What is the treatment of dehydration resulting in shock?

Give intravenous Ringer’s lactate or normal saline 20 ml/kg as fast as possible. Continue to give fluid at this fast rate until the signs of shock have disappeared. An easily felt radial pulse and normal capillary filling time are very reassuring signs of a good response to management. Once shock has been corrected, Ringer’s lactate, half normal saline or half Darrows/dextrose solution is then given at the standard rate for severe dehydration (i.e. 30 ml/kg per hour).

20 ml/kg of intravenous fluid is given as fast as possible if shock is present.

If it is not possible to start an intravenous line, the intraosseous route can be used in young children if the health worker is trained in this technique. A nasogastric drip can be used if neither intravenous or intraosseous routes are available. Haemacel, fresh frozen plasma or stabilized human serum (SHS) can also be used to treat shock. Using the intraosseous route in children under six years of age can be a life-saving procedure.
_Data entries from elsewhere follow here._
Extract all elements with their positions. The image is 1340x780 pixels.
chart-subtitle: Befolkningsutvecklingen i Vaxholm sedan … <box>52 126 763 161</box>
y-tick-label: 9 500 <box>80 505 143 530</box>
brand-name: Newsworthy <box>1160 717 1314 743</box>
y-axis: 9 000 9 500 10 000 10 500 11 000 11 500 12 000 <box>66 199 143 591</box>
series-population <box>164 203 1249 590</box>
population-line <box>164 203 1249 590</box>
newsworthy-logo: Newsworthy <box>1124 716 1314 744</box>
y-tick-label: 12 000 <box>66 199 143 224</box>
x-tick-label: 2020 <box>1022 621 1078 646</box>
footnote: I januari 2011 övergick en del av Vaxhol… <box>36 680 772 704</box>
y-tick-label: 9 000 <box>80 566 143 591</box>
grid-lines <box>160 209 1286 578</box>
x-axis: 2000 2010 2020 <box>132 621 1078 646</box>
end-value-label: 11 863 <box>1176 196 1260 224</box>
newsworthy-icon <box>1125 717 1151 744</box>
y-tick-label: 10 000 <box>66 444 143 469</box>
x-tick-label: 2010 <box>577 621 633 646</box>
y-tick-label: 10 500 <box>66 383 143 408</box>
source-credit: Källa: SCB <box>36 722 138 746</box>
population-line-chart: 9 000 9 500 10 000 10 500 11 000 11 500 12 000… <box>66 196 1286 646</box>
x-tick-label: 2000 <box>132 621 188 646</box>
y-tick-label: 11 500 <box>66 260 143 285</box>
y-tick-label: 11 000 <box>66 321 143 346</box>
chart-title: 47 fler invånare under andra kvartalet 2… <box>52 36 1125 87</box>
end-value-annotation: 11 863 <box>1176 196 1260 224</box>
In an emergency with ongoing shock, where several attempts to place an intravenous line have failed, use the intraosseous route. The most suitable site is 2 cm below the tibial tuberosity on the flat surface of the tibia (shin bone). A wide-bore needle (15–18 gauge) can be used if a needle with stylet is not available. In children under 18 months, an 18 × 1.5 or 20 × 1.5 lumbar puncture needle is suitable. Hold the needle perpendicular to the skin and with a twisting movement push it into the flat part of the tibia until a ‘give’ is felt; the needle is now in the bone marrow. Do not advance it any further. In a shocked patient, fluid must be introduced under pressure (use a 20 ml syringe as a ‘push-in’ or a sphygmomanometer cuff wrapped around a collapsible IV plastic fluid container). The dosage and volume of drugs and fluid are the same as for direct IV infusion.